I recall a story about a Congressional Oversight effort to audit for misused funds. They ended up finding something like $100k of sketchy expenditures, but the audit itself cost multiple millions of dollars.
Retail tries to keep 'shrinkage' to a number that is below the threshold of detection to a point they can just built it into their cost models and not worry too much about the rest.
Companies see Risk Desks, QA, etc. as 'cost centers', and try to keep these budgets down.
Risk adjusted, they are massive profit centers. In addition to the actual $$ they save in fines, and stock price losses, the damage to the brand is often in the billions. But it is hard to measure the impact of events that do not occur.
I'd be surprised if they audited 100% of state expenses. This seems to focus on invoices and not, for example, payroll. Even so, if it was $1b and only 117k of mistakes, that's just .0117%, which seems pretty good to me.
Fair enough, but why can only CPAs perform such audits? It is spending $20K-$40K per audit for essentially nothing of importance. This cost gets passed on to customers.
I listened to a documentary about the Crazy Eddie electronic chain, which was fraudulent to the core but passed audits. The ex-CFO made an interesting comment: when large accounting firms do an audit, they're checking what the business has recorded on its accounts adds up, they're not checking if the reality behind the accounts are correct. As long as your books balance, you look healthy.
Wouldn't an audit just increase costs even more?

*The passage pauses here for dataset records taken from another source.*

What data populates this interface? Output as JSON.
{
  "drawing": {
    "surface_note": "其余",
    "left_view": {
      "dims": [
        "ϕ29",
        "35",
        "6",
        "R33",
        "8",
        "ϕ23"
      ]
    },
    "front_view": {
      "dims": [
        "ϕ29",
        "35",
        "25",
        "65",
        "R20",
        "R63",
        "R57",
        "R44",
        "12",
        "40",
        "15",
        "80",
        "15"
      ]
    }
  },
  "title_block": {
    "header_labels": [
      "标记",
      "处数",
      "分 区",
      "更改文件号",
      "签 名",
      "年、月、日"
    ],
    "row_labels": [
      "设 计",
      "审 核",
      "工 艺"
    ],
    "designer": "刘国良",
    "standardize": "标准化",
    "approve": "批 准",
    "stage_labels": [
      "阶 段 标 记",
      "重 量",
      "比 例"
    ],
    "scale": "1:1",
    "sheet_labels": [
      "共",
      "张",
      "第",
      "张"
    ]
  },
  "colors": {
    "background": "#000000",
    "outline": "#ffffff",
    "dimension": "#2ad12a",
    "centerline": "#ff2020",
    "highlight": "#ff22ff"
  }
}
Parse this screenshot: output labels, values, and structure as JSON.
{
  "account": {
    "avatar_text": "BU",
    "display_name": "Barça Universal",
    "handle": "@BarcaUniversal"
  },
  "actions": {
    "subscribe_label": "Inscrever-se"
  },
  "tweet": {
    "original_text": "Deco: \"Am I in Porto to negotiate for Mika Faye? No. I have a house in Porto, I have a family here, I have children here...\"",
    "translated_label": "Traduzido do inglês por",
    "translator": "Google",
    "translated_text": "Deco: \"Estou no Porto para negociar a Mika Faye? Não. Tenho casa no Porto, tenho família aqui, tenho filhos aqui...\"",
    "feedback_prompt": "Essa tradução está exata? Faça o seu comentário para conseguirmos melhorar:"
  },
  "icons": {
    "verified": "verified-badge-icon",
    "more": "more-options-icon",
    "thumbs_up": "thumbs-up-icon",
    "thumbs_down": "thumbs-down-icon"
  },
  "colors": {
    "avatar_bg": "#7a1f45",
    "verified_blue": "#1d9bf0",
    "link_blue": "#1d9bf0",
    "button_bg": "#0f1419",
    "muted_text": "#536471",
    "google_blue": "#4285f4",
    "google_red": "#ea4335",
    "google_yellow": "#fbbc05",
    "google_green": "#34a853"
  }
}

It usually goes like: let's audit the cost, then let's create a committee to explore why the audit we just did cost so much.
And yet hundreds of thousands of companies pass the same audits. The call for audits came from ridiculous amounts of misreporting and waste. Accounting systems that can't do accounting and deal with trillions of taxpayer dollars should not have the goalposts moved. A 0.001% error in a trillion dollar system is ten million dollars. That's taxpayer money that could fix derelict bridges or pay for thousands of children to receive lunch at school.
I worked for a major US Federal agency that audits the private sector. The amount of money we recovered for the government significantly exceeded our budget. However, most people have a naive model of the cost-benefit relationship that greatly overestimates the benefit of increasing the auditing budget.
First, even if the recovered money exceeds the budget, the amount of recoverable money tends to be fixed to a first approximation. Audits already tend to follow the 80/20 rule. The marginal increase in recovered money quickly becomes less than the marginal increase in budget. You might find a new seam of recoverable money but those tend to dry up quickly while agency budget increases are forever.
Second, the indirect compliance costs to the government can exceed the directly recovered money, even ignoring the economy at large. The government may find $75M in new money for an audit cost of $25M if they start auditing something they have historically ignored and therefore tends to have sloppy compliance. This will create a lot of compliance activity in the private sector. On the surface, this looks like a free $50M to the government. However, these compliance costs can increase government procurement costs in excess of the direct recovery. The US government is aware of this and is therefore circumspect about over-auditing for diminishing returns as that can show up as a net cost elsewhere in the budget.
Most money recovered in audits is from sloppy record-keeping, ignorance, ambiguity, etc and not fraudulent intent at scale. There is always some fraud but that isn't the meat-and-potatoes of it. Increases in auditing incentivizes more rigorous processes in the private sector, which comes at a cost to the economy, but also reduces future audit recoveries. Increasing audits isn't an infinite money glitch.
How expensive (to a corporation) are the low-level-employee expenses, fraudulent or not? I mean, nobody likes to waste money on fraud or strip clubs or extra steaks, but is the cost of AI Oversight more than you'd retrieve?
How about expenses for directors/VP/Executive VP/CxO? Does this AI look over their expense reports, too? I would guess that even legit expenses from that level look a bit odd, but having AI audit employee expenses but not management expenses could contribute to a morale problem.
Another place that this AI oversight could help society as a whole is having corporations/companies get audited for wage theft. Wage theft is supposedly the largest dollar amount of theft in the US, and it probably exists because audits are so seldom done. AI wage theft audits could have a large beneficial effect for employees.
That is ignoring the enormous externalized costs. I have known business to have spent hundreds of thousands of dollars in professional services when being investigated that have done absolutely nothing wrong.
Retail tries to keep 'shrinkage' to a number that is below the threshold of detection to a point they can just built it into their cost models and not worry too much about the rest.